Note di regia di "Domus Amoris"
Un bordello, in un vecchio palazzo, in un vicolo napoletano, degli gli anni 40/50, in pieno periodo post fascista, quando la guerra era da poco finita, trascinando con sé ogni retaggio culturale e sociale, fa da cornice a brevi ed intense storie di uomini (prostituti) e di ricche donne (clienti).
La scelta atipica di invertire ruoli, immaginando l’universo maschile che si cala in specifici situazioni, nasce dal personale convincimento che, l’essere umano, venda il proprio corpo, ed in primis la sua anima, esattamente allo stesso modo.
Essi vestono “panni” che possono essere indossati in maniera vicendevole da ambo i sessi, dando così alla vista dello spettatore un senso di frivola leggerezza, senza però mai abbandonare la propria mascolina virilità.
Le ricche donne – clienti desiderose di dare concretezza a pensieri, desideri e fantasie più o meno lussuriosi, esprimono l’inequivocabile effige della reciprocità di quel ruolo, radicalmente appartenuto, da sempre, al mondo maschile.
Squallidi riti e prassi comportamentali, pongono una di fronte all’altra, due anime, nella miseria di una stanza, inequivocabile tempio di lussuria e concupiscenza, e quasi come per magia, proprio lì accade il portento d’amore.

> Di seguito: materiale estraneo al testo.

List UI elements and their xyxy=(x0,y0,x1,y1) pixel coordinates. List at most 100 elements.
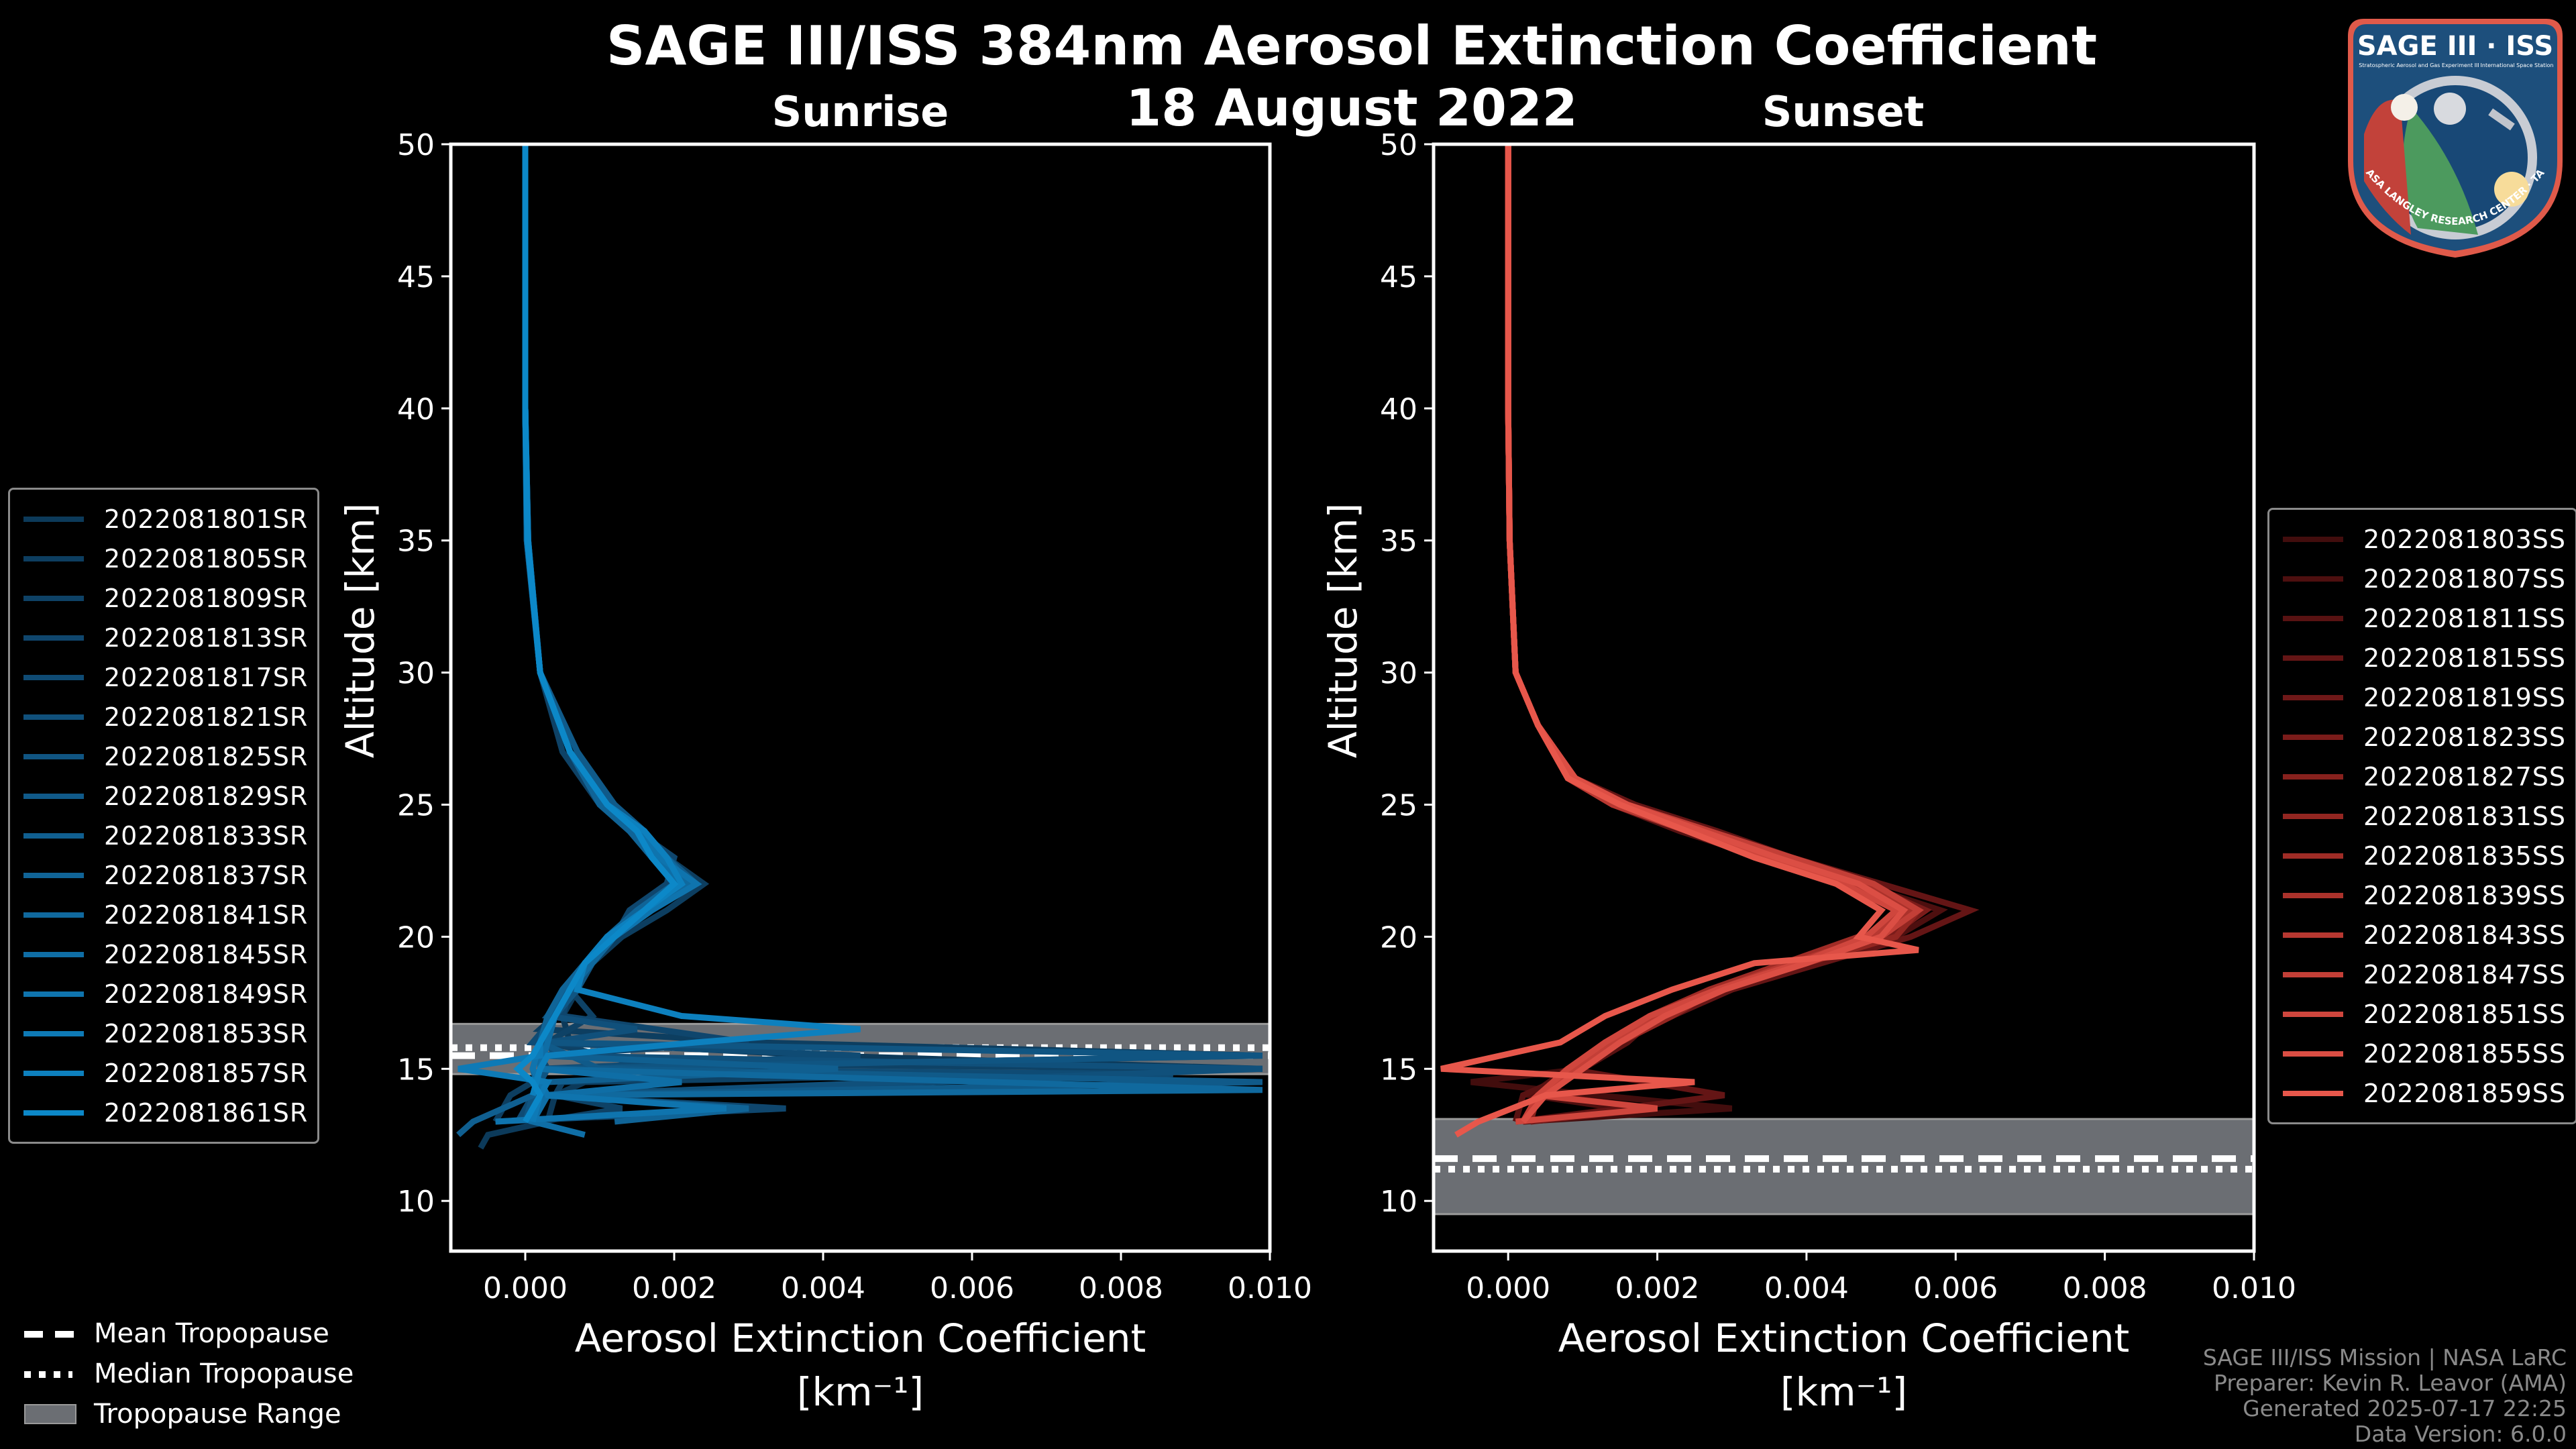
legend-entry: 2022081835SS xyxy=(2283,836,2566,875)
legend-entry: 2022081803SS xyxy=(2283,519,2566,559)
legend-label: 2022081803SS xyxy=(2363,524,2567,554)
legend-entry: 2022081837SR xyxy=(23,855,308,895)
legend-line-swatch-icon xyxy=(2283,1011,2343,1017)
legend-label: 2022081849SR xyxy=(104,979,309,1009)
legend-entry: 2022081849SR xyxy=(23,974,308,1014)
figure-subtitle: 18 August 2022 xyxy=(1126,78,1578,138)
legend-line-swatch-icon xyxy=(2283,892,2343,898)
y-tick-label: 50 xyxy=(1380,128,1417,162)
legend-line-swatch-icon xyxy=(23,1110,84,1116)
legend-line-swatch-icon xyxy=(2283,932,2343,938)
legend-label: 2022081813SR xyxy=(104,623,309,653)
legend-entry: 2022081805SR xyxy=(23,539,308,578)
legend-label: 2022081809SR xyxy=(104,583,309,613)
moon-icon xyxy=(2434,93,2466,125)
series-line-2022081833SR xyxy=(456,144,839,1138)
sunrise-series-group xyxy=(456,144,1263,1150)
series-line-2022081821SR xyxy=(522,144,1263,1123)
x-tick-label: 0.002 xyxy=(1615,1271,1700,1305)
dashed-line-icon xyxy=(24,1324,74,1344)
sunrise-panel-title: Sunrise xyxy=(771,87,949,136)
sunrise-plot-frame xyxy=(449,142,1272,1253)
legend-entry: 2022081843SS xyxy=(2283,915,2566,955)
series-line-2022081859SS xyxy=(1440,144,1919,1138)
legend-line-swatch-icon xyxy=(2283,694,2343,700)
legend-line-swatch-icon xyxy=(2283,853,2343,859)
legend-line-swatch-icon xyxy=(23,793,84,799)
legend-entry: 2022081815SS xyxy=(2283,638,2566,678)
series-line-2022081845SR xyxy=(522,144,686,1138)
range-swatch-icon xyxy=(24,1404,76,1424)
legend-entry: 2022081845SR xyxy=(23,934,308,974)
sunrise-y-axis-label: Altitude [km] xyxy=(337,503,383,758)
sunrise-plot: 10 15 20 25 30 35 40 45 50 0.000 0.002 0.004 0.006 0.… xyxy=(337,128,1312,1415)
sunrise-x-axis-label: Aerosol Extinction Coefficient xyxy=(575,1316,1146,1361)
series-line-2022081811SS xyxy=(1505,144,1910,1123)
legend-entry: 2022081813SR xyxy=(23,618,308,657)
legend-label: 2022081825SR xyxy=(104,741,309,771)
legend-entry: 2022081821SR xyxy=(23,697,308,737)
legend-line-swatch-icon xyxy=(2283,971,2343,977)
series-line-2022081835SS xyxy=(1505,144,1886,1124)
x-tick-label: 0.006 xyxy=(1913,1271,1998,1305)
legend-line-swatch-icon xyxy=(23,951,84,957)
legend-entry: 2022081833SR xyxy=(23,816,308,855)
legend-line-swatch-icon xyxy=(23,595,84,601)
legend-line-swatch-icon xyxy=(2283,773,2343,780)
legend-line-swatch-icon xyxy=(23,1030,84,1036)
legend-entry: 2022081839SS xyxy=(2283,875,2566,915)
x-tick-label: 0.000 xyxy=(1466,1271,1550,1305)
wizard-figure-icon xyxy=(2364,99,2411,235)
legend-entry: 2022081829SR xyxy=(23,776,308,816)
x-tick-label: 0.006 xyxy=(930,1271,1014,1305)
generated-timestamp: Generated 2025-07-17 22:25 xyxy=(2243,1395,2567,1421)
x-tick-label: 0.004 xyxy=(1764,1271,1849,1305)
dotted-line-icon xyxy=(24,1364,74,1384)
sunset-x-axis-units: [km⁻¹] xyxy=(1780,1369,1907,1415)
legend-line-swatch-icon xyxy=(2283,1090,2343,1096)
legend-entry: 2022081823SS xyxy=(2283,717,2566,757)
legend-label: 2022081851SS xyxy=(2363,999,2567,1029)
legend-line-swatch-icon xyxy=(23,1070,84,1076)
series-line-2022081837SR xyxy=(522,144,749,1125)
legend-median-tropopause: Median Tropopause xyxy=(24,1354,354,1394)
series-line-2022081849SR xyxy=(495,144,727,1125)
legend-entry: 2022081811SS xyxy=(2283,598,2566,638)
legend-label: 2022081819SS xyxy=(2363,682,2567,712)
legend-line-swatch-icon xyxy=(23,714,84,720)
tropopause-range-label: Tropopause Range xyxy=(94,1399,341,1430)
sage-iii-iss-mission-patch-logo: SAGE III · ISS Stratospheric Aerosol and… xyxy=(2344,13,2563,258)
legend-line-swatch-icon xyxy=(23,912,84,918)
legend-line-swatch-icon xyxy=(2283,1051,2343,1057)
legend-line-swatch-icon xyxy=(23,991,84,997)
legend-label: 2022081845SR xyxy=(104,939,309,969)
series-line-2022081857SR xyxy=(522,144,861,1096)
legend-line-swatch-icon xyxy=(2283,615,2343,621)
legend-label: 2022081855SS xyxy=(2363,1038,2567,1069)
series-line-2022081805SR xyxy=(492,144,1263,1124)
legend-label: 2022081821SR xyxy=(104,702,309,732)
legend-entry: 2022081825SR xyxy=(23,737,308,776)
sunset-panel-title: Sunset xyxy=(1762,87,1925,136)
series-line-2022081829SR xyxy=(522,144,1263,1123)
x-tick-label: 0.008 xyxy=(2063,1271,2147,1305)
y-tick-label: 15 xyxy=(397,1053,435,1087)
x-tick-label: 0.004 xyxy=(781,1271,865,1305)
legend-entry: 2022081853SR xyxy=(23,1014,308,1053)
y-tick-label: 45 xyxy=(1380,260,1417,294)
legend-label: 2022081857SR xyxy=(104,1058,309,1088)
legend-entry: 2022081857SR xyxy=(23,1053,308,1093)
legend-label: 2022081839SS xyxy=(2363,880,2567,910)
iss-icon xyxy=(2488,108,2515,131)
legend-entry: 2022081851SS xyxy=(2283,994,2566,1034)
legend-line-swatch-icon xyxy=(23,674,84,680)
logo-name: SAGE III · ISS xyxy=(2357,31,2553,62)
legend-label: 2022081837SR xyxy=(104,860,309,890)
mean-tropopause-label: Mean Tropopause xyxy=(94,1318,329,1349)
legend-entry: 2022081847SS xyxy=(2283,955,2566,994)
legend-label: 2022081829SR xyxy=(104,781,309,811)
legend-entry: 2022081807SS xyxy=(2283,559,2566,598)
legend-line-swatch-icon xyxy=(2283,813,2343,819)
series-line-2022081803SS xyxy=(1470,144,1925,1125)
legend-entry: 2022081859SS xyxy=(2283,1073,2566,1113)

La ricca tenutaria che riscopre la sua anima attraverso sentimenti (puliti ma ormai dimenticati), per uno dei suoi giovani prostituti.
Sentimenti nobilitati, attraverso il ricordo della meraviglia della purezza di un animo fanciullo, fino ad arrivare alla sublime e definitiva separazione tra l’amore stesso ed il concetto di possesso.
Vite di personaggi dunque, che si intrecciano, raccontate anche da una voce narrante, per meglio definire profili e collocazioni temporali.